El autor es periodista. Reside en Monte Plata
El Partido de la Liberación Dominicana (PLD) se ha caracterizado durante todos estos años de valerse de su mayoría mecánica en el Congreso Nacional para imponer su voluntad de manera abusiva y una muestra de ello lo constituye la escogencia sin consenso de los miembros de la nueva Junta Central Electoral (JCE).
Con su accionar los señores senadores del partido oficial demuestran su soberbia y prepotencia de no consensuar con la oposición política la escogencia de los hombres y mujeres que conformarán el organismo encargado de organizar y realizar las elecciones.

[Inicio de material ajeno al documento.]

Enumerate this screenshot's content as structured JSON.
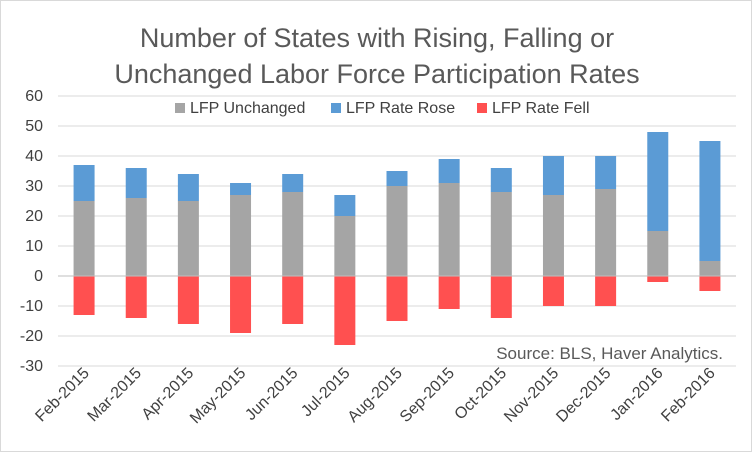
{
  "chart_data": {
    "type": "bar",
    "stacked": true,
    "title": "Number of States with Rising, Falling or Unchanged Labor Force Participation Rates",
    "title_lines": [
      "Number of States with Rising, Falling or",
      "Unchanged Labor Force Participation Rates"
    ],
    "xlabel": "",
    "ylabel": "",
    "ylim": [
      -30,
      60
    ],
    "yticks": [
      60,
      50,
      40,
      30,
      20,
      10,
      0,
      -10,
      -20,
      -30
    ],
    "grid": "horizontal",
    "legend_position": "top",
    "categories": [
      "Feb-2015",
      "Mar-2015",
      "Apr-2015",
      "May-2015",
      "Jun-2015",
      "Jul-2015",
      "Aug-2015",
      "Sep-2015",
      "Oct-2015",
      "Nov-2015",
      "Dec-2015",
      "Jan-2016",
      "Feb-2016"
    ],
    "series": [
      {
        "name": "LFP Unchanged",
        "color": "#a5a5a5",
        "values": [
          25,
          26,
          25,
          27,
          28,
          20,
          30,
          31,
          28,
          27,
          29,
          15,
          5
        ]
      },
      {
        "name": "LFP Rate Rose",
        "color": "#5b9bd5",
        "values": [
          12,
          10,
          9,
          4,
          6,
          7,
          5,
          8,
          8,
          13,
          11,
          33,
          40
        ]
      },
      {
        "name": "LFP Rate Fell",
        "color": "#ff5050",
        "values": [
          -13,
          -14,
          -16,
          -19,
          -16,
          -23,
          -15,
          -11,
          -14,
          -10,
          -10,
          -2,
          -5
        ]
      }
    ],
    "annotation": "Source: BLS, Haver Analytics."
  }
}
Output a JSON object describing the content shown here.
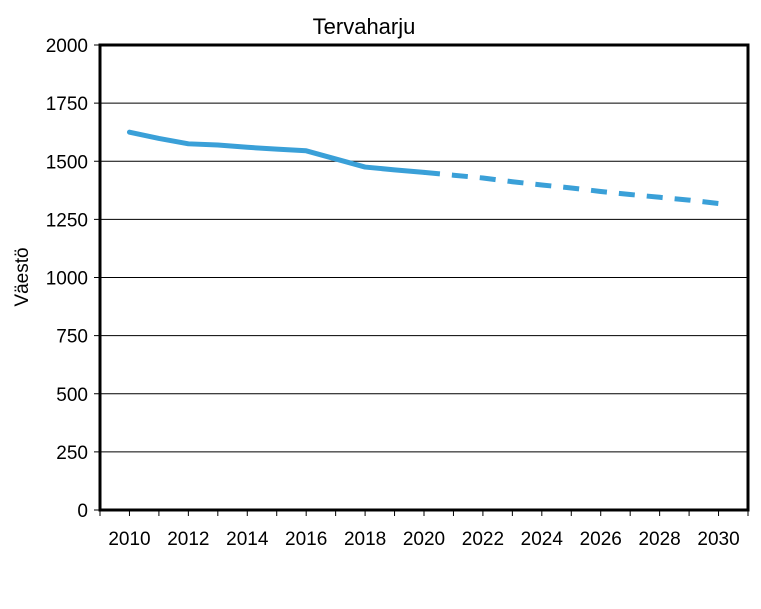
{
  "chart_data": {
    "type": "line",
    "title": "Tervaharju",
    "xlabel": "",
    "ylabel": "Väestö",
    "xlim": [
      2009,
      2031
    ],
    "ylim": [
      0,
      2000
    ],
    "y_ticks": [
      "0",
      "250",
      "500",
      "750",
      "1000",
      "1250",
      "1500",
      "1750",
      "2000"
    ],
    "x_ticks": [
      "2010",
      "2012",
      "2014",
      "2016",
      "2018",
      "2020",
      "2022",
      "2024",
      "2026",
      "2028",
      "2030"
    ],
    "grid": "horizontal",
    "legend": "none",
    "series": [
      {
        "style": "solid",
        "color": "#3aa0d8",
        "x": [
          2010,
          2011,
          2012,
          2013,
          2014,
          2015,
          2016,
          2017,
          2018,
          2019,
          2020
        ],
        "y": [
          1625,
          1598,
          1575,
          1570,
          1560,
          1552,
          1545,
          1510,
          1475,
          1463,
          1452
        ]
      },
      {
        "style": "dashed",
        "color": "#3aa0d8",
        "x": [
          2020,
          2021,
          2022,
          2023,
          2024,
          2025,
          2026,
          2027,
          2028,
          2029,
          2030
        ],
        "y": [
          1452,
          1440,
          1428,
          1412,
          1398,
          1385,
          1370,
          1357,
          1345,
          1333,
          1318
        ]
      }
    ]
  }
}
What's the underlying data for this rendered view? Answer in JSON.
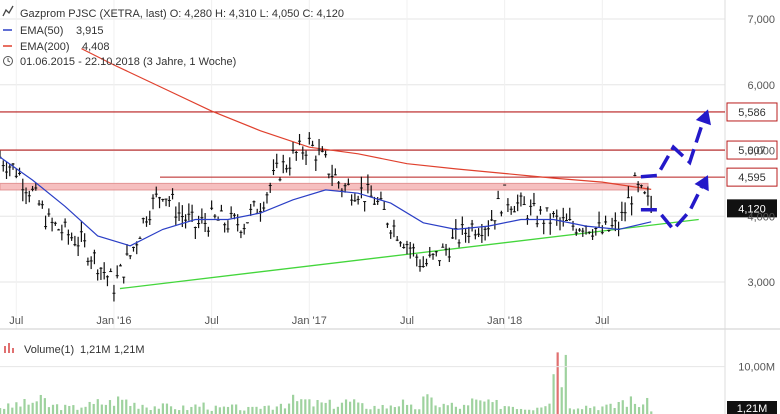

Sin lugar a dudas que para la escogencia de los nuevos miembros de la JCE debió respetarse el planteamiento que hacía la oposición política de que los integrantes de tribunal electoral fueran personas sin filiación partidista reconocida.
No, no se hizo así porque la intención era escoger a la carrera y de manera atropeyante a los miembros de la JCE pasando por debajo de la mesa a personas afines al partido de gobierno para mantener así la hegemonía en ese organismo.
Muchísimos hombres y mujeres de reconocida solvencia moral presentados a la comisión evaluadora en una actitud prepotente fueron obviados por los señores legisladores oficialistas como forma de burlarse una vez más del pueblo.
Pusieron de relajo a Monseñor Agripino Núñez Collado que había servido de mediador entre la oposición política y el sector oficial para escoger por consenso a los hombres y mujeres que conformarían la nueva Junta Central Electoral.
El hecho no es que sean objetables o no la mayoría de los hombres y mujeres escogidos para integrar la nueva JCE sino la forma en que fueron seleccionados sin el necesario consenso por el que abogaba la oposición política y la sociedad civil.